Inhoudsindicatie uitspraak Hof op rechtspraak.nl:
Omzetbelasting. Is het chalet roerend of onroerend voor de omzetbelasting? Het chalet is in dit geval in zijn standplaats geïntegreerd, uitsluitend en duurzaam bestemd om als recreatiewoning aldaar te worden gebruikt. Het chalet kan niet gemakkelijk worden verwijderd. Het Hof is van oordeel dat in dit geval de levering van het perceel grond met daarop het mobiele chalet, de tuin en het erf een functionele en economische eenheid vormen die in zijn geheel is aan te merken als de levering van een onroerende zaak.
De staatssecretaris van Financiën trekt zijn beroep in cassatie in. Ter toelichting merkt hij het volgende op:
Het geschil betreft de beantwoording van de vraag of de onderhavige levering van het chalet als levering van een roerende zaak is belast met omzetbelasting of de levering van een onroerende zaak betreft die is vrijgesteld van omzetbelasting op grond van artikel 11, lid 1, onderdeel a, van de Wet OB.

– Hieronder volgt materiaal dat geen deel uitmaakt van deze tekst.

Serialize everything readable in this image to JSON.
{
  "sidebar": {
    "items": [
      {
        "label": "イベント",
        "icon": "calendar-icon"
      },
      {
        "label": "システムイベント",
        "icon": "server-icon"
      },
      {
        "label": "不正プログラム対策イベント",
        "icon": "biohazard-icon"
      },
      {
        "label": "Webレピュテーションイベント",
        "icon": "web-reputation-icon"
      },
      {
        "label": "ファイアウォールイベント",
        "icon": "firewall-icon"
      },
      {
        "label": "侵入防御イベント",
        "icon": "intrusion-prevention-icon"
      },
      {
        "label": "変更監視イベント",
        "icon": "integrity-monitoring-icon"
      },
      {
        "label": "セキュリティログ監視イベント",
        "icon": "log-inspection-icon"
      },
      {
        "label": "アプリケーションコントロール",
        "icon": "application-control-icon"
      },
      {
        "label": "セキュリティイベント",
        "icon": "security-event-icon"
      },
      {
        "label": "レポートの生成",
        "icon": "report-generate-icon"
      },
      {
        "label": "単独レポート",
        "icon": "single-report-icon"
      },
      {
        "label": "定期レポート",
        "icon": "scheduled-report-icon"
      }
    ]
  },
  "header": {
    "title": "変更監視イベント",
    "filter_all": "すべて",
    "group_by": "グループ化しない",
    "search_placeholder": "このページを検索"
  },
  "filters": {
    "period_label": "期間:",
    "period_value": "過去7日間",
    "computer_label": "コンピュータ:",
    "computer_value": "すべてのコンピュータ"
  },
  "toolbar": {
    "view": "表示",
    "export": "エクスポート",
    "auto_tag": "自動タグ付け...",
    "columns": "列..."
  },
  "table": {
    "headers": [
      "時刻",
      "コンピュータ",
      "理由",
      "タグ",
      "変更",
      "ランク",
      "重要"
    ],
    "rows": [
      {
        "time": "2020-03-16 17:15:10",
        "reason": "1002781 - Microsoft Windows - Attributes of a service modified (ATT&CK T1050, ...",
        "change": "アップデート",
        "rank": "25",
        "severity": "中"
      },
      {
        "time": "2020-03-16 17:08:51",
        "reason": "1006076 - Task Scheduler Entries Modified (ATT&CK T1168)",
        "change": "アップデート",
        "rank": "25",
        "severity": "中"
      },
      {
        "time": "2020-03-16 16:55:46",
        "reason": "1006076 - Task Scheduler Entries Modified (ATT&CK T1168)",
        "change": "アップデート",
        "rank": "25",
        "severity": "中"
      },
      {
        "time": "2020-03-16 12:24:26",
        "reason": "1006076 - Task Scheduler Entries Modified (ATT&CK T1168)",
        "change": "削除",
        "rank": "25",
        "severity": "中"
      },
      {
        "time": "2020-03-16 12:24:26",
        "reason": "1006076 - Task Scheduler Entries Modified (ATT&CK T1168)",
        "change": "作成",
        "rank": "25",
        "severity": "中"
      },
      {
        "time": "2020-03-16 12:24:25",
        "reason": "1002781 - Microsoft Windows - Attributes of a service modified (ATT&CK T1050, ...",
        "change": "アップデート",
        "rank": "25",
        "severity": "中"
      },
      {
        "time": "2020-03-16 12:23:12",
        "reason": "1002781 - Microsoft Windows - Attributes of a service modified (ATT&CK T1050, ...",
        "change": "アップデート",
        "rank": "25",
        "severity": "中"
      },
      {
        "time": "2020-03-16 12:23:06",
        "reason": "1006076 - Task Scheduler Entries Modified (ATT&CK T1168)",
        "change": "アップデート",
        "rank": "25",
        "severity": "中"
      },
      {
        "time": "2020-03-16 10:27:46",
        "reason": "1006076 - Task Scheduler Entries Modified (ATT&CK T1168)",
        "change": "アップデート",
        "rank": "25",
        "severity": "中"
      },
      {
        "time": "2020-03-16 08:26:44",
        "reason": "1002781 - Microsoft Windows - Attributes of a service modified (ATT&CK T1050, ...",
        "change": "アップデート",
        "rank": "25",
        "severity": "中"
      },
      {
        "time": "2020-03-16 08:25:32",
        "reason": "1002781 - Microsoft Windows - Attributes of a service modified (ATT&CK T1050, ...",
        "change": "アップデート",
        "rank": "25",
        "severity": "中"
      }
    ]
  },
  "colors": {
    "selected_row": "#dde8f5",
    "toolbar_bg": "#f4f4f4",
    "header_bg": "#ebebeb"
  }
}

Als rechtskader gebruikt het Hof (r.o. 4.5) in dit verband dat het voor het kwalificeren als onroerende zaak niet nodig is dat het goed onlosmakelijk met de grond is verbonden. Van belang is wel dat het goed niet gemakkelijk te demonteren en te verplaatsen (en dus verwijderbaar) is. Gemakkelijk verwijderbaar betekent in dit kader ‘zonder inspanningen en zonder aanzienlijke kosten’. Hiermee geeft het Hof geen blijk van een onjuiste rechtsopvatting uit te gaan. Zie o.a. HvJ 16 januari 2003, Maierhofer, C-315/00, ECLI:EU:C:2003:23, en HvJ 15 november 2012, Leichenich, C-532/11, ECLI:EU:C:2012:720.
Vervolgens is het een beoordeling van feitelijke aard aan de hand van de gebezigde bewijsmiddelen of in het specifieke geval dat aan de orde is wel of geen sprake is van een onroerende zaak. In het gestelde in r.o. 4.6 ligt besloten dat volgens het Hof de verwijdering van het chalet niet zonder inspanningen zal kunnen gebeuren - met het risico van uiteenvallen van het chalet bij verplaatsing - en niet zonder het maken van aanzienlijke kosten. Een dergelijke beoordeling is voorbehouden aan de feitenrechter en het oordeel is in het licht van het gestelde in deze zaak niet onbegrijpelijk.
Op grond van het voormelde kan van het instellen van beroep in cassatie tegen het oordeel van het Hof dat de levering van het chalet is aan te merken als de levering van een onroerende zaak geen succes worden verwacht. Hieraan doen de omstandigheden dat het Hof tevens betekenis heeft toegekend aan het respecteren van het lopende huurcontract en het chalet mede beziet in relatie tot de grond, de tuin en het erf als een functionele en economische eenheid, niet af.